For months we've been hearing rumors about Google Music, the company's on-demand or subscription or cloud-based music service. One industry insider recently called it the "worst kept secret" in the business—yet very few details have leaked about the service.
Today, however, Google quietly launched a new Google Labs feature in India called Indic Music, a search-and-play service that might gives us some clues into how Google Music could look.
Indic Music enables users to search through an expansive library of Hindi artists on Google, view entire albums, and play songs for free in ad-supported pop-up music player. It doesn't have auto-play like Pandora or Rhapsody—music can only be played on a per-track basis.
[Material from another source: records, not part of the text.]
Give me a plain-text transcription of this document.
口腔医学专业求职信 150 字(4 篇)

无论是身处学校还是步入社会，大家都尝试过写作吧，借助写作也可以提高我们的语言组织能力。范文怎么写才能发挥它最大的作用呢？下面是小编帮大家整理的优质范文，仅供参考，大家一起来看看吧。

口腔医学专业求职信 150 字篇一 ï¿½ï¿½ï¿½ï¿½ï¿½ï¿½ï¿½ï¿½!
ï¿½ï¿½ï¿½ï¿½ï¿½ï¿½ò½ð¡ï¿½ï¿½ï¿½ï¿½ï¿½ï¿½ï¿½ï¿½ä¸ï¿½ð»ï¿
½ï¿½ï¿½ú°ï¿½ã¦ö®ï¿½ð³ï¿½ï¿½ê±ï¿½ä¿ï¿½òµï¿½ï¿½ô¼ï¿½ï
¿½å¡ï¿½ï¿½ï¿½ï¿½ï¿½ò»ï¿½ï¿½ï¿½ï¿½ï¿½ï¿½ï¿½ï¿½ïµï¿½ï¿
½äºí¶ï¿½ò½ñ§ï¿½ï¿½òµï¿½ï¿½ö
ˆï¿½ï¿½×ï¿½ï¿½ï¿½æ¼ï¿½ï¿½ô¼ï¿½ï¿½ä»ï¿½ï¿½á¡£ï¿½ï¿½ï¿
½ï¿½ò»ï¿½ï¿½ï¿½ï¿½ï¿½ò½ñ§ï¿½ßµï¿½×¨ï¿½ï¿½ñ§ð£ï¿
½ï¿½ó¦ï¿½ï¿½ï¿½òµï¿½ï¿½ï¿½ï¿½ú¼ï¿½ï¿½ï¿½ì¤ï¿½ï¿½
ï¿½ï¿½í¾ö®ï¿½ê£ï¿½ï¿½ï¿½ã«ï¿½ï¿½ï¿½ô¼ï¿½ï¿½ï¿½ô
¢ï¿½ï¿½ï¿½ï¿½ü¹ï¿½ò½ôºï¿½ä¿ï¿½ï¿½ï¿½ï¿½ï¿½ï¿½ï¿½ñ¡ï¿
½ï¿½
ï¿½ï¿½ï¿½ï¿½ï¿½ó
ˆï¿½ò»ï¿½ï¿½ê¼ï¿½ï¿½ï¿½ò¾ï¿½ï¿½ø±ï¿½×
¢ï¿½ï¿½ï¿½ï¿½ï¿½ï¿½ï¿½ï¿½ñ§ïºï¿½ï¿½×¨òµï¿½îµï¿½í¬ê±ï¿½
The project is part of a partnership between Google and Indian music sites Saavn and In.com, as well as India's largest record label, Saregama. The three companies provide the service with hundreds of thousands of tracks. Google acts as a centralized database for the music.
Indic Music is a far cry from the promising rumors of Google's "locker," a cloud-based service that would give subscribers access to unlimited streaming tracks for a monthly fee. Instead, the Labs project is more akin to YouTube: Users can find and listen to pretty much any song online, but it's more a one-off service than a replacement to, say, iTunes.
But there is good news here: Google has finally found some success working with third-party streaming sites and record labels—albeit in India. A similar marriage has failed to develop in the U.S. Last fall, Google attempted to build a similar service on top of MySpace and LaLa that did not pan out—but let's hope this new feature serves as some indication that such a wedding is possible.